Je repose mon téléphone pour n'écouter que la voix de l'accusé. Il bégaye et s'étouffe avec les mots. Je le sais, car le verbe est mon ami, même si je le délaisse avec la canicule. 

Il nie avoir envoyé des messages sexuels, il nie avoir développé un univers fantasque où règnent le sexisme et la violence, sous le couvert d'une utopie détraquée... Et surtout, il nie avoir enrôlé des spectateurs dedans. Il nie pousser les gens à la rupture sociale et encore plus d'avoir considéré ses propres enfants comme des "créations qu'il aurait importées de son univers". 

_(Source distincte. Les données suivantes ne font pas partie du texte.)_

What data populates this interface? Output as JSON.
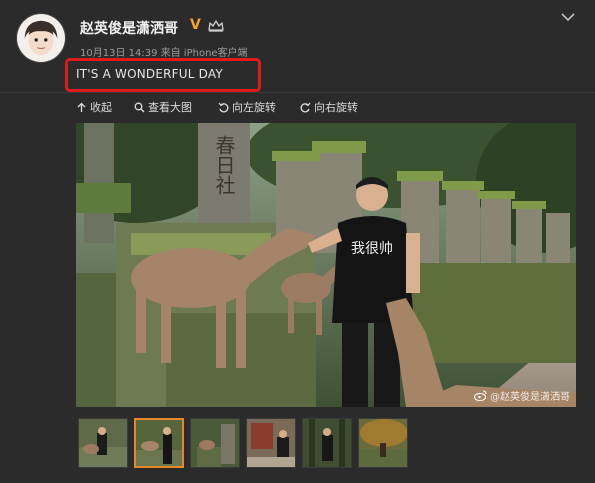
{
  "post": {
    "username": "赵英俊是潇洒哥",
    "verified_badge": "V",
    "meta": "10月13日 14:39 来自 iPhone客户端",
    "text": "IT'S A WONDERFUL DAY",
    "icons": {
      "crown": "crown-icon",
      "more": "chevron-down-icon"
    }
  },
  "toolbar": {
    "collapse": "收起",
    "view_large": "查看大图",
    "rotate_left": "向左旋转",
    "rotate_right": "向右旋转"
  },
  "photo": {
    "sign_text": "春日社",
    "shirt_text": "我很帅",
    "watermark": "@赵英俊是潇洒哥"
  },
  "thumbnails": {
    "count": 6,
    "active_index": 1
  },
  "colors": {
    "background": "#2b2b2b",
    "highlight": "#e01b1b",
    "verified": "#f5a623",
    "active_thumb": "#e8862a"
  }
}
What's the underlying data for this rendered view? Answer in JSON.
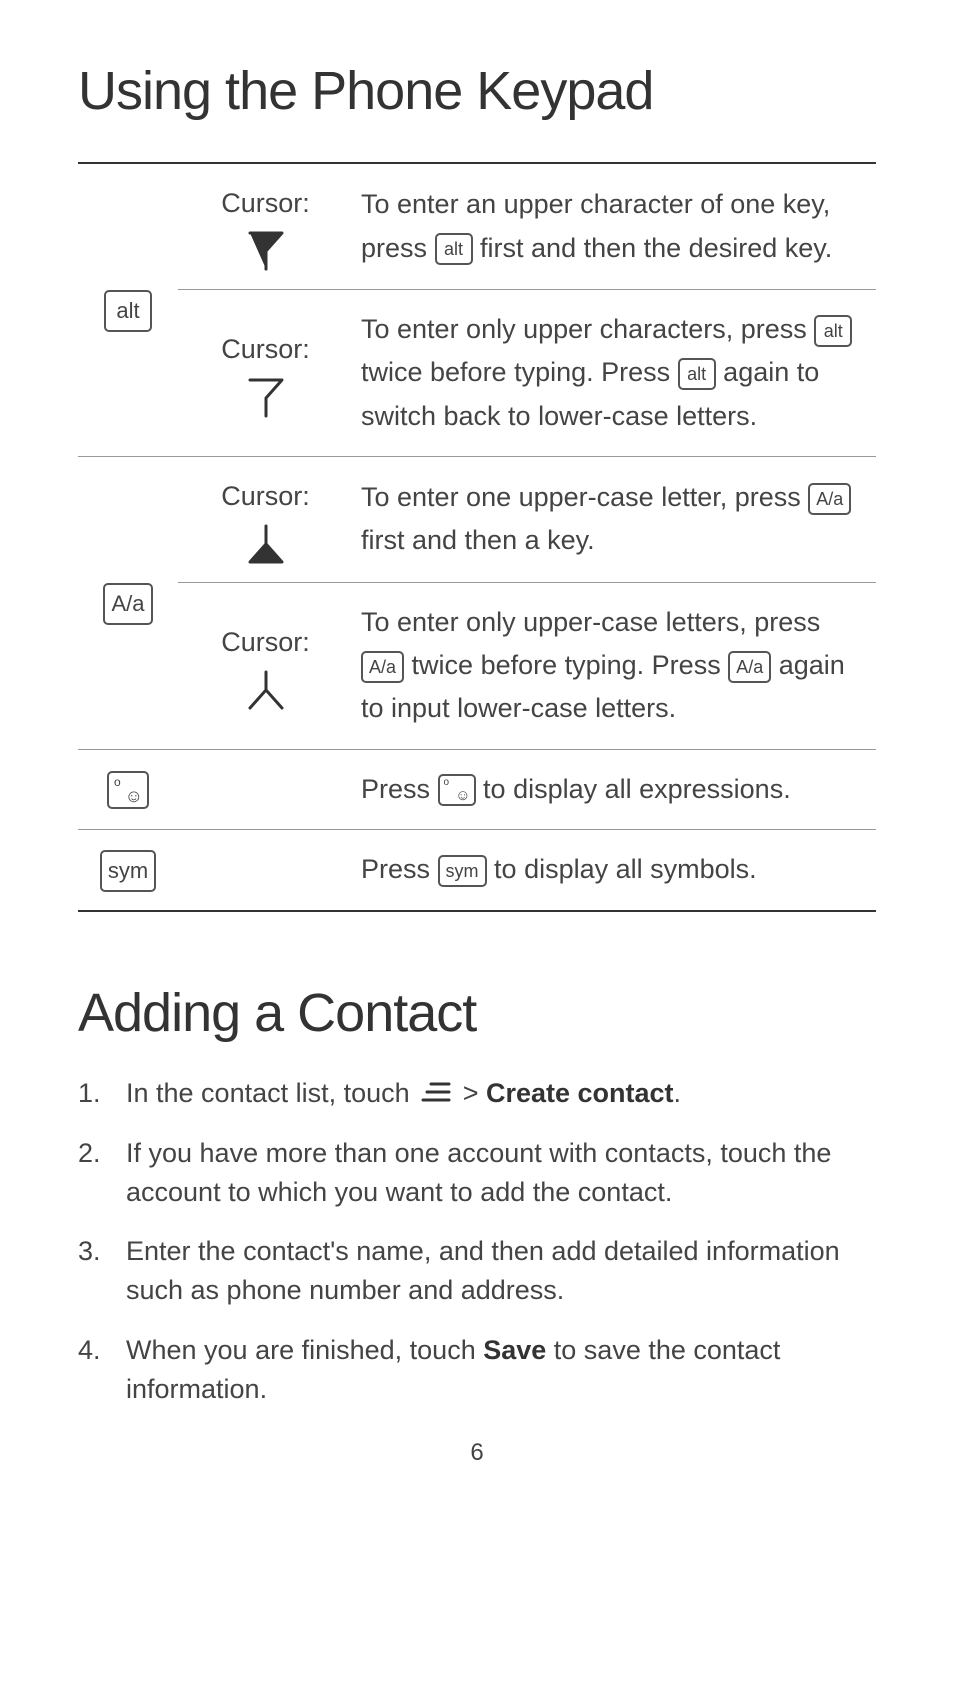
{
  "heading1": "Using the Phone Keypad",
  "heading2": "Adding a Contact",
  "keys": {
    "alt": "alt",
    "aa": "A/a",
    "sym": "sym",
    "emoji_sup": "o",
    "emoji_face": "☺"
  },
  "cursor_label": "Cursor:",
  "rows": {
    "alt_single": {
      "pre": "To enter an upper character of one key, press ",
      "post": " first and then the desired key."
    },
    "alt_double": {
      "pre": "To enter only upper characters, press ",
      "mid": " twice before typing. Press ",
      "post": " again to switch back to lower-case letters."
    },
    "aa_single": {
      "pre": "To enter one upper-case letter, press ",
      "post": " first and then a key."
    },
    "aa_double": {
      "pre": "To enter only upper-case letters, press ",
      "mid": " twice before typing. Press ",
      "post": " again to input lower-case letters."
    },
    "emoji": {
      "pre": "Press ",
      "post": " to display all expressions."
    },
    "sym": {
      "pre": "Press ",
      "post": " to display all symbols."
    }
  },
  "steps": {
    "s1_pre": "In the contact list, touch ",
    "s1_gt": " > ",
    "s1_bold": "Create contact",
    "s1_post": ".",
    "s2": "If you have more than one account with contacts, touch the account to which you want to add the contact.",
    "s3": "Enter the contact's name, and then add detailed information such as phone number and address.",
    "s4_pre": "When you are finished, touch ",
    "s4_bold": "Save",
    "s4_post": " to save the contact information."
  },
  "page_number": "6"
}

J'écoute, et je suis fascinée. Comme quand j'ai contemplé l'abîme depuis une falaise, lors d'un voyage de classe dans les Alpes. C'était la même hypnose. 

Je serre le poing, et cela froisse un peu plus le papier de ma banque. Il paraît qu'au début de ce siècle, les gens imaginaient qu'on serait immortels et que les voitures voleraient. La seule chose qui a changé, en dehors du Code de la Natalité suite aux mutations, c'est que les billets font partie des musées. Presque plus aucun commerce ne les accepte en dehors de vieux résistants. L'argent liquide a quasi disparu, du moins c'est ce que l'on apprend en classe. Dans les faits, on l'utilise surtout pour les choses illégales. Comme se fournir en cannabis mensuel.

Du coup je me demande... À quoi ressemblerait le relevé bancaire de ce vidéaste qui parle ? L'a-t-il déjà lu ? S'est-il déjà penché sur le reflet de lui que cela renvoyait ? Des achats sur des sites obscurs, des transactions pour se payer des vidéos d'enfants ? 

Nos achats sont sans concession avec nous. Les miens aussi. Nos vanités, nos rêves, notre niveau de vie, si l'on est sensible ou pas à l'influence de la mode, et tout autant de choses qui découpent notre profil à l'ombre chinoise. On ne peut pas mentir à sa propre consommation. On ne peut pas mentir à sa banque, plus maintenant. 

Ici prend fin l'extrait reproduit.